Abstract
Pleuropericardial syndrome, a rare inflammatory complication associated with messenger ribonucleic acid (mRNA) COVID-19 vaccination, is predominantly reported in younger men but may also occur in older adults following booster doses, as illustrated by this case of a 68-year-old woman. Three days after receiving her third (booster) dose, she presented with flu-like symptoms, palpitations, and progressively worsening dyspnea. Diagnostic imaging revealed a large pericardial effusion and a moderate pleural effusion. Emergent pericardiocentesis was performed, draining 850 mL of serosanguinous fluid. Subsequent anti-inflammatory therapy led to complete resolution of symptoms, with no recurrence over a 15-month follow-up period.

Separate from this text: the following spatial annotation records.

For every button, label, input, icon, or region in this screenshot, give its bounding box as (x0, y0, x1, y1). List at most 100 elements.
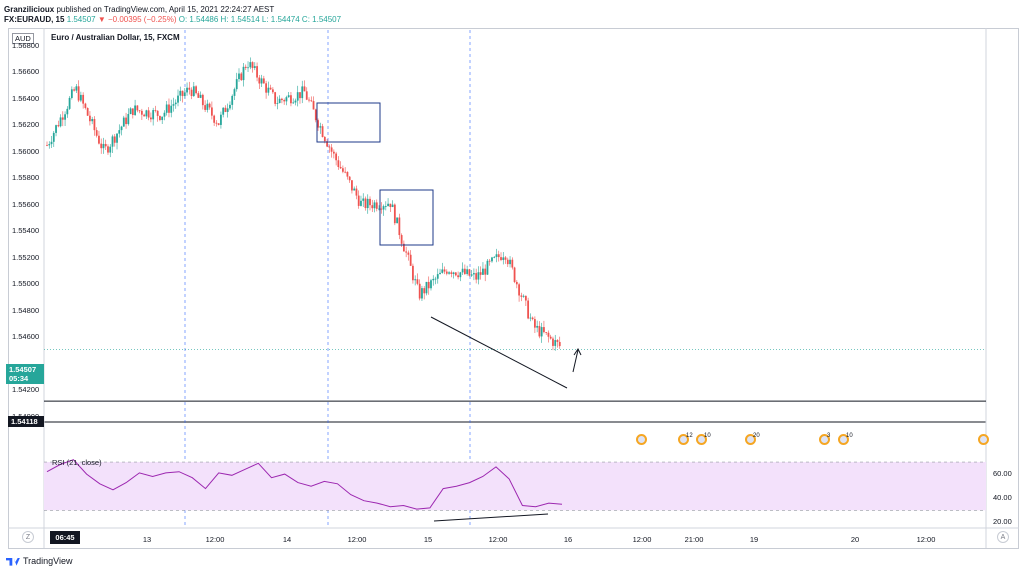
candle-body (549, 336, 552, 339)
candle-body (443, 269, 446, 272)
calendar-event-icon[interactable] (838, 434, 849, 445)
auto-scale-button[interactable]: A (997, 531, 1009, 543)
candle-body (283, 100, 286, 102)
candle-body (445, 271, 448, 274)
candle-body (192, 86, 195, 97)
time-axis-tick: 20 (850, 535, 860, 544)
calendar-event-icon[interactable] (745, 434, 756, 445)
calendar-event-icon[interactable] (819, 434, 830, 445)
time-axis-tick: 16 (563, 535, 573, 544)
candle-body (547, 332, 550, 337)
author-name[interactable]: Granzilicioux (4, 5, 55, 14)
rsi-line (46, 459, 563, 510)
candle-body (253, 66, 256, 68)
candle-body (152, 110, 155, 120)
candle-body (391, 204, 394, 208)
candle-body (373, 202, 376, 209)
au-flag-icon[interactable] (636, 434, 647, 445)
candle-body (226, 108, 229, 112)
candle-body (102, 143, 105, 149)
zoom-button[interactable]: Z (22, 531, 34, 543)
candle-body (251, 62, 254, 68)
candle-body (454, 272, 457, 276)
candle-body (396, 217, 399, 224)
candle-body (84, 103, 87, 108)
rsi-axis-tick: 20.00 (993, 517, 1012, 527)
candle-body (522, 295, 525, 297)
candle-body (95, 130, 98, 136)
candle-body (150, 117, 152, 120)
price-axis-tick: 1.55200 (12, 252, 40, 262)
chart-title: Euro / Australian Dollar, 15, FXCM (51, 33, 180, 42)
candle-body (518, 284, 520, 296)
calendar-event-icon[interactable] (696, 434, 707, 445)
candle-body (82, 94, 85, 104)
tradingview-logo[interactable]: TradingView (6, 556, 73, 566)
candle-body (129, 108, 132, 115)
candle-body (222, 107, 225, 115)
candle-body (398, 217, 401, 236)
time-axis-tick: 19 (749, 535, 759, 544)
publish-text: published on TradingView.com, April 15, … (56, 5, 275, 14)
time-axis-tick: 12:00 (205, 535, 225, 544)
candle-body (79, 94, 82, 101)
candle-body (531, 317, 534, 320)
candle-body (308, 99, 310, 101)
candle-body (400, 235, 403, 244)
candle-body (204, 105, 207, 110)
up-arrow-shaft (572, 349, 579, 373)
candle-body (292, 102, 295, 104)
rsi-axis-tick: 40.00 (993, 493, 1012, 503)
event-count-label: 12 (686, 433, 693, 439)
price-axis-tick: 1.55000 (12, 279, 40, 289)
time-axis-tick: 14 (282, 535, 292, 544)
candle-body (86, 107, 89, 116)
au-flag-icon[interactable] (978, 434, 989, 445)
candle-body (260, 78, 263, 84)
candle-body (357, 195, 360, 206)
candle-body (554, 340, 557, 346)
price-axis-tick: 1.56800 (12, 40, 40, 50)
candle-body (136, 105, 139, 111)
candle-body (276, 103, 279, 104)
candle-body (414, 279, 417, 281)
candle-body (249, 62, 252, 68)
candle-body (457, 275, 459, 278)
candle-body (475, 273, 478, 280)
candle-body (290, 95, 292, 104)
event-count-label: 10 (704, 433, 711, 439)
candle-body (375, 202, 378, 209)
candle-body (235, 79, 238, 90)
candle-body (328, 146, 331, 148)
candle-body (520, 295, 523, 297)
candle-body (384, 206, 387, 207)
candle-body (319, 126, 322, 128)
symbol-info: FX:EURAUD, 15 1.54507 ▼ −0.00395 (−0.25%… (4, 15, 341, 25)
crosshair-time-tag: 06:45 (50, 531, 80, 544)
candle-body (382, 206, 385, 210)
last-price: 1.54507 (66, 15, 96, 24)
candle-body (285, 97, 288, 102)
price-axis-tick: 1.55600 (12, 199, 40, 209)
calendar-event-icon[interactable] (678, 434, 689, 445)
candle-body (409, 254, 412, 266)
candle-body (303, 86, 306, 92)
candle-body (418, 283, 421, 299)
rsi-trend-line (433, 513, 549, 522)
candle-body (48, 144, 51, 146)
candle-body (389, 203, 392, 208)
candle-body (337, 160, 340, 167)
candle-body (163, 112, 166, 117)
rsi-band (44, 462, 986, 511)
candle-body (183, 92, 186, 97)
candle-body (267, 87, 270, 93)
candle-body (215, 122, 218, 124)
candle-body (52, 132, 55, 142)
candle-body (378, 208, 380, 210)
candle-body (463, 268, 466, 274)
candle-body (387, 203, 389, 207)
candle-body (330, 147, 333, 152)
current-price-tag: 1.54507 05:34 (6, 364, 44, 384)
candle-body (430, 280, 432, 289)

This presentation is likely driven by immune-mediated serosal inflammation, potentially triggered by the activation of innate immune pathways or molecular mimicry following mRNA vaccination. This case underscores the importance of prompt recognition and thorough differential diagnosis, even in atypical patient demographics such as older women postbooster vaccination. It further highlights the need for systematic reporting of such adverse events to pharmacovigilance systems, thereby supporting ongoing vaccine safety monitoring and informing future booster strategies.

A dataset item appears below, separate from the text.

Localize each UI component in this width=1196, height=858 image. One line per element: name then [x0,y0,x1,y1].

Keywords: covid-19 vaccine complication, pericardial diseases, pericardial tamponade, pleuropericardial effusion, rare cause of pleural effusion
Introduction
Myopericarditis, which includes both myocarditis and pericarditis, has been recognized as a rare but important adverse event following messenger ribonucleic acid (mRNA) COVID-19 vaccination. Surveillance data from systems such as the Vaccine Adverse Event Reporting System (VAERS) in the United States and the Medicines and Healthcare products Regulatory Agency (MHRA) Yellow Card scheme in the United Kingdom estimate the incidence of myocarditis and pericarditis to range from approximately 12.6 cases per million doses in young men to substantially lower rates in older adults [1,2]. However, pleuropericardial syndrome, involving simultaneous inflammation and effusions of the pericardial and pleural cavities, remains exceptionally rare, with limited epidemiological data available.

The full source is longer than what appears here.